Lagipula aku tahu, pintu itu memang tak akan pernah dibuka sampai “waktunya”
tiba.
Tok...
Tok... Tok...
Hey, ternyata “si
pengetuk pintu” itu belum pergi juga. Kulirik jam dinding yang tergantung, ini
sudah jam kedua baginya sejak pertama kali ia mengetuk pintu. Ternyata ia
“tamu” yang cukup keras kepala. Ataukah ada sesuatu yang membuatnya yakin bahwa
akan ada yang membukakan pintu untuknya? Baiklah, sepertinya aku harus turun
tangan. Kali ini aku melupakan ketakutanku, kuputuskan untuk berjalan menuju
depan, menuju pintu itu. Kali ini “si pengetuk pintu” itu berhasil membuatku
penasaran.
Aku berjalan pelan
mendekati pintu. Pelan, sangat pelan, sampai tak terdengar suara langkah
kakiku. Kini aku sudah memegang daun pintunya, telapak tanganku menempel erat,
seperti berusaha merasakan sesuatu yang ada di balik daun pintu ini.
Tok...
Tok... Tok...
Lagi, pintu ini diketuk
lagi. Aku tersentak. Kulepaskan peganganku dari daun pintu. Kali ini aku
berjalan pelan menuju jendela, karena hanya lewat jendela-lah aku bisa
mengetahui siapa “si pengetuk pintu” itu. Hanya lewat jendela-lah aku bisa
memandang indahnya dunia luar tanpa perlu merasakannya. Sempat aku merasa bahwa
ini sangat aneh dan tidak adil, tapi hanya inilah satu-satunya cara agar aku
tetap bisa berhubungan dengan dunia tanpa perlu menyentuhnya –dan tanpa perlu
menunggu pintu itu dibuka tentunya.
Kini aku sudah berada
di jendela. Tangan ini siap membuka tirai putih yang menutupnya. Perlahan
kusingkap tirai itu, lalu mataku langsung tertuju ke arah depan pintu. Kulihat
sesosok yang terlihat tak asing, ia masih berdiri di depan pintu, masih dengan
posisi siap untuk mengetuk lagi.
Kau... Ya, itu kau.
Sosok pria sempurna yang hanya bisa kupandangi lewat jendela kaca saja.
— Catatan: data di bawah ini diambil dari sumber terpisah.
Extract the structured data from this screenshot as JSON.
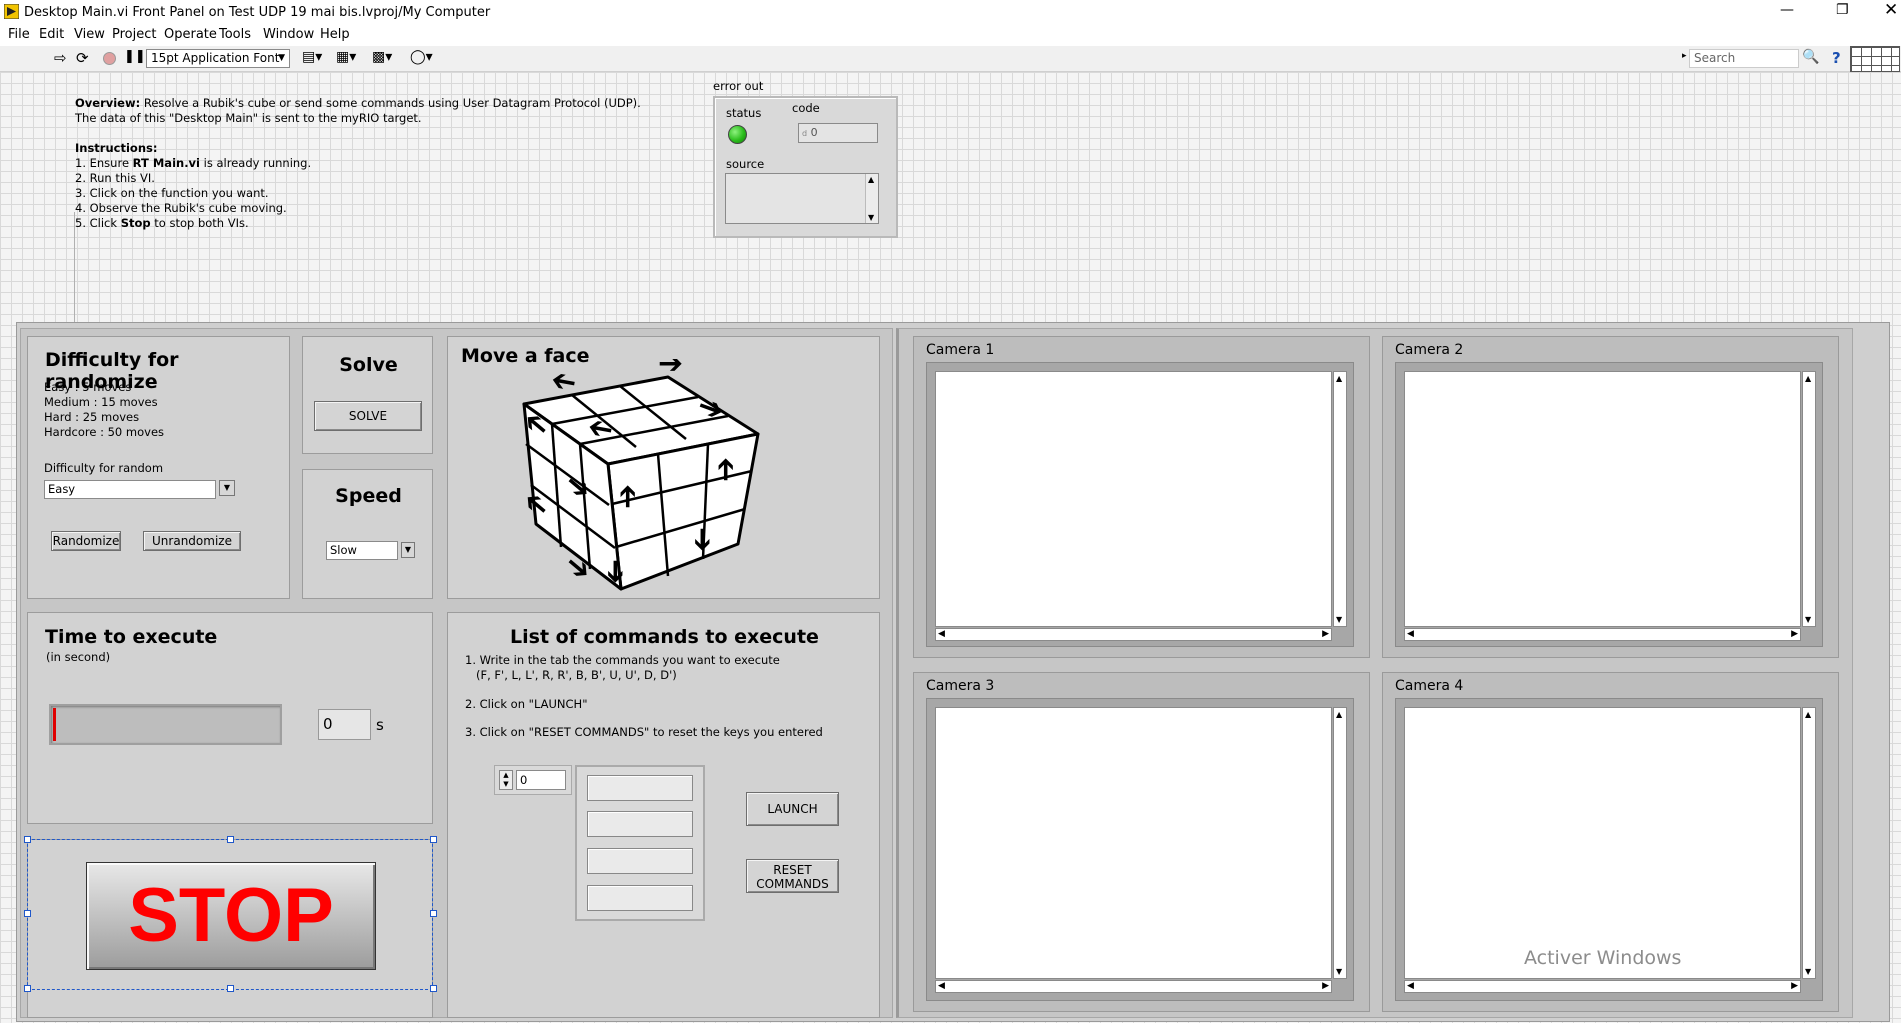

Tanganku tak bisa menyentuhmu, ada jarak di antara kita. Padahal aku sangat
ingin berada di dekatmu, memandang wajahmu, berbicara denganmu, dan mendengar
suaramu. Tapi sayang, pintu itu tidak akan dibuka sampai “waktunya” tiba –dan
aku tak pernah tahu kapan “waktu” itu akan tiba.
“Hey, bisakah kau bukakan
pintunya? Aku ingin masuk...,” tiba-tiba kudengar suara itu. Aku baru sadar
kalau kau sudah berdiri di depan jendela, tepat di depanku. Takjub, aku tak
percaya aku berada begitu dekat denganmu, hanya sebuah kaca yang membatasi
kita.
“Hey, apa kau dengar?”
tanyamu lagi. Aku tersentak dari rasa takjub. Kali ini raut wajahku berubah,
tak secerah sebelumnya. Kau pun menyadari perubahan itu. Kau heran. “Kenapa?
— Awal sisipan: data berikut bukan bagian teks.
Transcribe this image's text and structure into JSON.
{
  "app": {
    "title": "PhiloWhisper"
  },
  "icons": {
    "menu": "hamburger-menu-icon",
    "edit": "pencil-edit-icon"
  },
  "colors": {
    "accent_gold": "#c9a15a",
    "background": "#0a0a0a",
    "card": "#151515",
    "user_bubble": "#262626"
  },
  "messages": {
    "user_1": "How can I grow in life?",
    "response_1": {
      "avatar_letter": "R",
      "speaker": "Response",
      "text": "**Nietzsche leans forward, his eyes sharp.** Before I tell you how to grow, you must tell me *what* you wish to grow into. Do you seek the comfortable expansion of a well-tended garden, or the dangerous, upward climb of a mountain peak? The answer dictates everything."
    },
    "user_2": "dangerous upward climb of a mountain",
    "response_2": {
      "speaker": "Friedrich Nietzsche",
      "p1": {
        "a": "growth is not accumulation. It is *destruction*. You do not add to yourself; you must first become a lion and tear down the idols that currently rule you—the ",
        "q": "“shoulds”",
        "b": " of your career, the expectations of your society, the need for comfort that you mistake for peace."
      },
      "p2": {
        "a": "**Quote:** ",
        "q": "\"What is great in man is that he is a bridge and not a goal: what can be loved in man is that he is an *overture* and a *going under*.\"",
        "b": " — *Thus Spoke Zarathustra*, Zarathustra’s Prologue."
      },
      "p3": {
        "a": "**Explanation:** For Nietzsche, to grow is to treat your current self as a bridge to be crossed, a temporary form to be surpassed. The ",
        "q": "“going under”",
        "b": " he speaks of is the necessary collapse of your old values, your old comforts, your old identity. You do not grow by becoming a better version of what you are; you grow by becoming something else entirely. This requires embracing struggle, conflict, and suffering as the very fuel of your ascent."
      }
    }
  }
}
Ada apa?” aku masih bisa mendengar suaramu.
“Tidak bisa. Aku tidak
bisa membuka pintunya,” jawabku pelan sambil menatap tepat di matamu. Andai kau
bisa membaca arti dari tatapanku. Andai kau tahu bagaimana perasaanku berada di
posisi ini, berada di dekatmu, bisa
melihatmu, bisa mendengarmu, tapi tak bisa menyentuhmu. Sungguh tersiksa.
“Kenapa?” tanyamu
kaget. Mendengar pertanyaanmu itu membuatku semakin tersiksa. Kututup tirai
lalu pergi meninggalkan jendela itu. Aku berjalan menuju pintu, lalu duduk
bersimpuh menghadap ke arah pintu itu. Lagi, kusentuh daun pintu itu. Telapak
tanganku kembali meraba setiap bagiannya, seolah merasakan bahwa kau ada di
baliknya.
“Aku tahu, kau pasti
masih berada di balik pintu ini, dan aku yakin kau pasti bisa mendengarku,”
ucapmu dari balik pintu.
Ya, tentu. Aku
mendengarmu. Aku merasakan keberadaanmu di balik pintu ini. Bicaralah agar aku
bisa merasa dekat denganmu.
“Sebenarnya ada apa?
Kenapa kau tidak bisa membuka pintu ini? Bukankah itu hal yang sangat mudah?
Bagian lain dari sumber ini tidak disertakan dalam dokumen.